Many players have deals that don't require every club, and even Tiger Woods took years to put all of the company's clubs in his bag.
For McIlroy, those details didn't much matter, as he missed the 36-hole cut at the Abu Dhabi HSBC Championship in his first event using Nike equipment. He also suggested he might be looking for a different driver.
"I just felt like the greens that I've been practicing on in Florida are a lot faster than these," he said. "The putter, the Nike putter is great on that. But then getting to here ... it's a weight issue more than anything else. I can feel the head on this one I used today a little bit better. On fast greens, the other one works fine."
Woods had similar comments in 2010 when he first put the Nike Method in his bag -- replacing the Scotty Cameron with which he had won 13 of his 14 major championships. Woods went back and forth for awhile before settling on the Nike club later in the year.

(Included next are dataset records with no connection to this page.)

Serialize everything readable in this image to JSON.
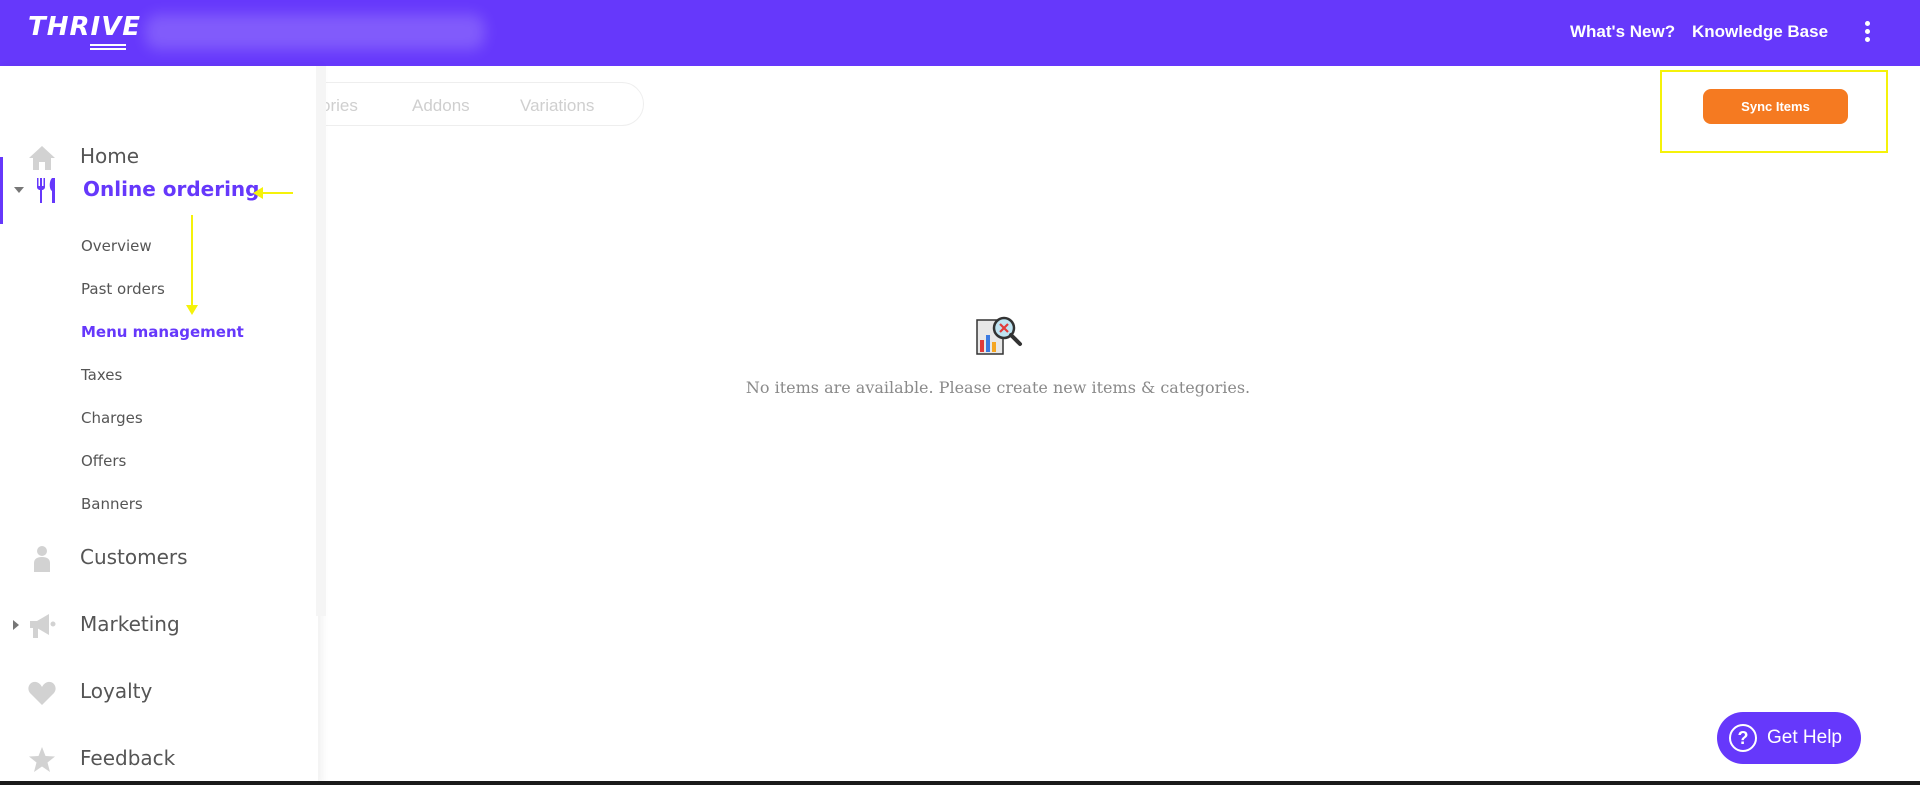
{
  "header": {
    "logo_text": "THRIVE",
    "links": [
      "What's New?",
      "Knowledge Base"
    ],
    "more_icon": "kebab-menu-icon"
  },
  "tabs": [
    "ories",
    "Addons",
    "Variations"
  ],
  "toolbar": {
    "sync_label": "Sync Items"
  },
  "empty_state": {
    "icon": "no-items-search-icon",
    "message": "No items are available. Please create new items & categories."
  },
  "sidebar": {
    "items": [
      {
        "label": "Home",
        "icon": "home-icon"
      },
      {
        "label": "Online ordering",
        "icon": "fork-knife-icon",
        "expanded": true
      },
      {
        "label": "Customers",
        "icon": "person-icon"
      },
      {
        "label": "Marketing",
        "icon": "megaphone-icon"
      },
      {
        "label": "Loyalty",
        "icon": "heart-icon"
      },
      {
        "label": "Feedback",
        "icon": "star-icon"
      }
    ],
    "sub_items": [
      "Overview",
      "Past orders",
      "Menu management",
      "Taxes",
      "Charges",
      "Offers",
      "Banners"
    ],
    "active_sub": "Menu management"
  },
  "help": {
    "label": "Get Help",
    "icon_glyph": "?"
  },
  "colors": {
    "brand": "#6638fb",
    "sync": "#f57a21",
    "annotation": "#f5f20a"
  }
}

McIlroy shot scores of 75-75 to miss the cut by three strokes, ending a dizzying week with some lackluster golf not befitting the game's No. 1-ranked player.
"I knew it was going to be a tough week with everything going on, but I was just looking forward to getting to the golf course and getting back to what I do and what I'm comfortable with," McIlroy said. "It just didn't work out like that. I hit the ball really well last week in practice in Dubai and just sort of gradually got worse this week for some reason.
"But I'm going to spend the weekend here and practice and work at it with Michael (Bannon) a little bit."
Bannon has known McIlroy since he was a child in Northern Ireland and has been his long-time coach. He has been here in Abu Dhabi with him as well as last week in Dubai.
"All aspects of my game were off," McIlroy said. "I didn't drive the ball well. My iron play wasn't anywhere near the standard that it usually is for me. I'm just struggling with my game a little bit. Feel like I'm spinning out of it a lot, hitting out of the heel quite a lot. Just need to put in a bit of work on the range."
With all the attention on McIlroy's mega-endorsement deal, there will undoubtedly be questions about the decision to switch equipment. There are numerous examples of players over the years regretting the switches they made, as they struggled to adapt.
But in fairness, McIlroy has had plenty of instances in which he struggled with the old equipment that he also used to win a major championship and money titles on the PGA and European tours in 2012.
At one point last year, McIlroy missed four cuts in five tournaments, including the U.S. Open. He was 60th at the Open Championship.
"It's the first week out," McIlroy said. "I wouldn't look too much into that. If anything, it's more the Indian and the arrow at this point. So a few hours on the range tomorrow (Saturday) and Sunday, and a bit of work with Michael and try and clear a few things up.
"I'm really happy with the ball and the wedges. The putter is good on fast greens that I've practiced on, and I probably just need to find a driver that I'm comfortable with, because I didn't drive the ball at all well. I feel like that's a big advantage for me is driving the ball well."
McIlroy is not expected to play again until the WGC-Accenture Match Play Championship at the end of February.